Italian Bonds Drop First Time in Four Days as Rally Fades

Italian government bonds declined for the first time in four days as a rally propelled by European Central Bank stimulus that drove yields on the securities to a record low showed signs of losing momentum.

Italy’s 10-year yields rose the most in three weeks before the nation sells as much as 8.5 billion euros ($11.5 billion) of debt this week, including new seven-year notes. Rates on Spain’s 10-year bonds increased from an all-time low, while yields on their Portuguese peers climbed from the least since 2005. Greece’s five-year yield dropped below 4 percent for the first time since 2009.

“Spreads are getting tighter and tighter and it’s become a more dangerous game,” said Allan von Mehren, chief analyst at Danske Bank A/S in Copenhagen. “The trend is for tighter spreads but the risk-reward is not as good as it has been.”

Italy’s 10-year yield climbed seven basis points, or 0.07 percentage point, to 2.78 percent at 4:14 p.m. London time. The 4.5 percent bond due in March 2024 fell 0.66, or 6.60 euros per 1,000-euro face amount, to 114.75. The rate dropped 32 basis points in the previous three days and declined to 2.694 percent yesterday, the lowest on record.

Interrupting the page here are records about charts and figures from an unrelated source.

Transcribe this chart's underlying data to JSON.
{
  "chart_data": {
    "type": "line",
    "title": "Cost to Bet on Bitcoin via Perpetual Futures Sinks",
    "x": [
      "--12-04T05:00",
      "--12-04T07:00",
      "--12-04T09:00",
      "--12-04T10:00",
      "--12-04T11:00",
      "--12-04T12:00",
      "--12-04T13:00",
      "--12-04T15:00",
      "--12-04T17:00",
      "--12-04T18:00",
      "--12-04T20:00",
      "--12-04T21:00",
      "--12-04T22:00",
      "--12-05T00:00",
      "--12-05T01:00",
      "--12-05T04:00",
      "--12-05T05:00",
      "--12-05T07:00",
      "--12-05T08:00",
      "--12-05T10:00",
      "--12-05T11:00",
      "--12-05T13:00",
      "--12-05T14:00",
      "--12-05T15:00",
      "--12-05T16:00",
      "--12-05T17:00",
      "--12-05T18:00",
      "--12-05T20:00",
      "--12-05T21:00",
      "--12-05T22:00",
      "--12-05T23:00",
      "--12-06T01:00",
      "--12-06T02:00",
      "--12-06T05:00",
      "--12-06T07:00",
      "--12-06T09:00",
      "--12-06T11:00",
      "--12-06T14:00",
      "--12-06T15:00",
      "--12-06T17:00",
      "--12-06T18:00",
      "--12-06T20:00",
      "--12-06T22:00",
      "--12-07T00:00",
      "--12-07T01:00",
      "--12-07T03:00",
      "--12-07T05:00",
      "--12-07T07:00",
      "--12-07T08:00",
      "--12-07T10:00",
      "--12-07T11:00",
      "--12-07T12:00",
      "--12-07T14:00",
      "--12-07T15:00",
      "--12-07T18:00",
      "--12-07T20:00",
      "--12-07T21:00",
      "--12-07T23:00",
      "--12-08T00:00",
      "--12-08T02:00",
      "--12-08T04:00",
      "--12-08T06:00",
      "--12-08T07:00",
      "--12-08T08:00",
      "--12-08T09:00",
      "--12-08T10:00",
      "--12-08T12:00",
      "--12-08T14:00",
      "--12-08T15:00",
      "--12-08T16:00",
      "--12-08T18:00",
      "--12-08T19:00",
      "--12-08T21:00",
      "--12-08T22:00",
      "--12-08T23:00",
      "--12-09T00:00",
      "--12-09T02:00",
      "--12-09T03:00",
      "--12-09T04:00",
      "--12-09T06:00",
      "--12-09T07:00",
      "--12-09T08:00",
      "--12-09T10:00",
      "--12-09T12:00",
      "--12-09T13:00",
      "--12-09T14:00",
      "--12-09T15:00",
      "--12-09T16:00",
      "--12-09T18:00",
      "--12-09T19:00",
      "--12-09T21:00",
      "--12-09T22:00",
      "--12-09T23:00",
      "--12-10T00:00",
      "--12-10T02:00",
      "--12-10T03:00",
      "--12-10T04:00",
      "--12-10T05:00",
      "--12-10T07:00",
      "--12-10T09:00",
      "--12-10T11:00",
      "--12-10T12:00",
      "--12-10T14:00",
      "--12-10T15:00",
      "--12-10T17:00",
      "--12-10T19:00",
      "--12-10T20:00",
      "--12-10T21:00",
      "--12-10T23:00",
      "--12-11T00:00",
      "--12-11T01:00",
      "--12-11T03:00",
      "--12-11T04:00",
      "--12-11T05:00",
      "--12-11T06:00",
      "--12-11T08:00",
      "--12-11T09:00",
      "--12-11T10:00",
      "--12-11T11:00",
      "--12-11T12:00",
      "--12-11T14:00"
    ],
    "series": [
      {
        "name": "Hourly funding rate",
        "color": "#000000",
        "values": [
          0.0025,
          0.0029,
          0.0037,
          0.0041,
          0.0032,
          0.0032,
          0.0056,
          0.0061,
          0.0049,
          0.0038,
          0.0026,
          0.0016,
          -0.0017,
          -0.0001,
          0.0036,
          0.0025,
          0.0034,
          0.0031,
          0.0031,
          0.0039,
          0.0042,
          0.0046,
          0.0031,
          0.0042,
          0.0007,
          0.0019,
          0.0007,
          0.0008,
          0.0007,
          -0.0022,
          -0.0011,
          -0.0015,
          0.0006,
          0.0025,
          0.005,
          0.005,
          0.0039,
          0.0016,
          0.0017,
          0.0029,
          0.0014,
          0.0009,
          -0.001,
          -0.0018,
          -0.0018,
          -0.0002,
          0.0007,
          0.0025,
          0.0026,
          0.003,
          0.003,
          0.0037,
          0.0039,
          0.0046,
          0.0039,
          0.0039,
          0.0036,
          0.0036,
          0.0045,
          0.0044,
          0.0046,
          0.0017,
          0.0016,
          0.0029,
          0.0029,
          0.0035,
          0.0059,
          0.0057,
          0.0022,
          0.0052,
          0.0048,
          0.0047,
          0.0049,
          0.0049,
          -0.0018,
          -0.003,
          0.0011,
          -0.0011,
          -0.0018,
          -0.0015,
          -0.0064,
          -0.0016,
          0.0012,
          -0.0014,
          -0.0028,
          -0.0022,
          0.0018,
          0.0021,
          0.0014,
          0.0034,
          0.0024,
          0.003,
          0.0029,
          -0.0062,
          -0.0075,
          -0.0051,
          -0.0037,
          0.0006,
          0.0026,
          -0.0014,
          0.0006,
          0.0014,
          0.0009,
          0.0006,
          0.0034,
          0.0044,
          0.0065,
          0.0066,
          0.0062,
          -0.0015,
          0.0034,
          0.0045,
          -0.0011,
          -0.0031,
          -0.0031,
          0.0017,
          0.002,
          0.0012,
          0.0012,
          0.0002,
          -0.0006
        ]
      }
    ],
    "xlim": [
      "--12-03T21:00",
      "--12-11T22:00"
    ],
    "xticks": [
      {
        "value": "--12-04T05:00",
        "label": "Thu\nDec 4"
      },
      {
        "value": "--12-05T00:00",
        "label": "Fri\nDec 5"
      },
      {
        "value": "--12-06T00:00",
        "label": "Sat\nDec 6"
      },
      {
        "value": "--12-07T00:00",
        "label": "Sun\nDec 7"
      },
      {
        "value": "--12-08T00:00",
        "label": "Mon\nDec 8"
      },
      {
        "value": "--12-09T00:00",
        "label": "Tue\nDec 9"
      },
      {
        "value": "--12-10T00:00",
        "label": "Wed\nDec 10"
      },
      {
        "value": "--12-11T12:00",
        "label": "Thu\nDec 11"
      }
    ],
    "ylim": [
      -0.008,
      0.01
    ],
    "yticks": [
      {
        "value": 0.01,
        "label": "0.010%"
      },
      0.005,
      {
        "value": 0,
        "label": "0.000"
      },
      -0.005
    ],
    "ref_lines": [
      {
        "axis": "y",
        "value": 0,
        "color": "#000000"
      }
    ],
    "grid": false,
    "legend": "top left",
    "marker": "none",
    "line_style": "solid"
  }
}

The rate on similar-maturity Spanish bonds rose four basis points to 2.62 percent after dropping to as low as 2.542 percent.

Bond Rally

Higher-yielding euro-area bonds have gained since June 5 when the ECB became the first major central bank to charge fees on deposits and unveiled other plans to support an economy threatened by deflation. Policy makers led by President Mario Draghi cut the deposit rate to minus 0.1 percent, lowered the main refinancing rate to a record 0.15 percent and announced measures including targeted longer-term refinancing operations.

Italy is scheduled to auction as much as 4 billion euros of notes maturing in December 2021 on Thursday as well as securities due in May 2017 and September 2044. The Rome-based Treasury last sold seven-year debt on May 13 at an average yield of 2.29 percent.

“There has been such a huge rally over the last few days and now yields seem to be rebounding,” said Luca Cazzulani, a senior fixed-income strategist at UniCredit SpA in Milan. “Taking into account we are heading into auctions, it may be a technical movement ahead of that.”

Bailout Exit

Portugal’s five-year rate dropped to as low as 1.994 percent, the least on record based on closing-price data, as Finance Minister Maria Luis Albuquerque reiterated the country doesn’t need a precautionary credit line after exiting its bailout program. The nation’s 10-year yield fell four basis points to 3.33 percent after declining to 3.23 percent, the lowest since September 2005.

Portugal plans to sell 10-year bonds at an auction tomorrow for the first time since exiting its bailout program last month, the government debt agency IGCP said on its website on June 6.

“Markets will assess whether we are willing and able to keep discipline, to keep track, to maintain the course that we have set,” Albuquerque said at conference in Brussels. “For that, we do not need a precautionary program. The Portuguese government knows what it must do and we are determined to do it.”

Greece’s five-year yield tumbled as much as 34 basis points to 3.83 percent, the lowest since December 2009.

Germany’s 10-year yield rose three basis points to 1.41 percent today, leaving the spread versus Italian bonds five basis points wider at 137 basis points. The difference shrank to 132 basis points yesterday, the tightest since April 2011.

The extra yield investors demand to hold Spanish 10-year bonds over bunds increased one basis point to 121 basis points after shrinking to 120 basis points yesterday, the narrowest since May 2010.

Italian government securities returned 9.2 percent this year through yesterday, according to Bloomberg World Bond Indexes. Greece’s earned 32 percent, Spain’s 10 percent and Germany’s gained 4 percent.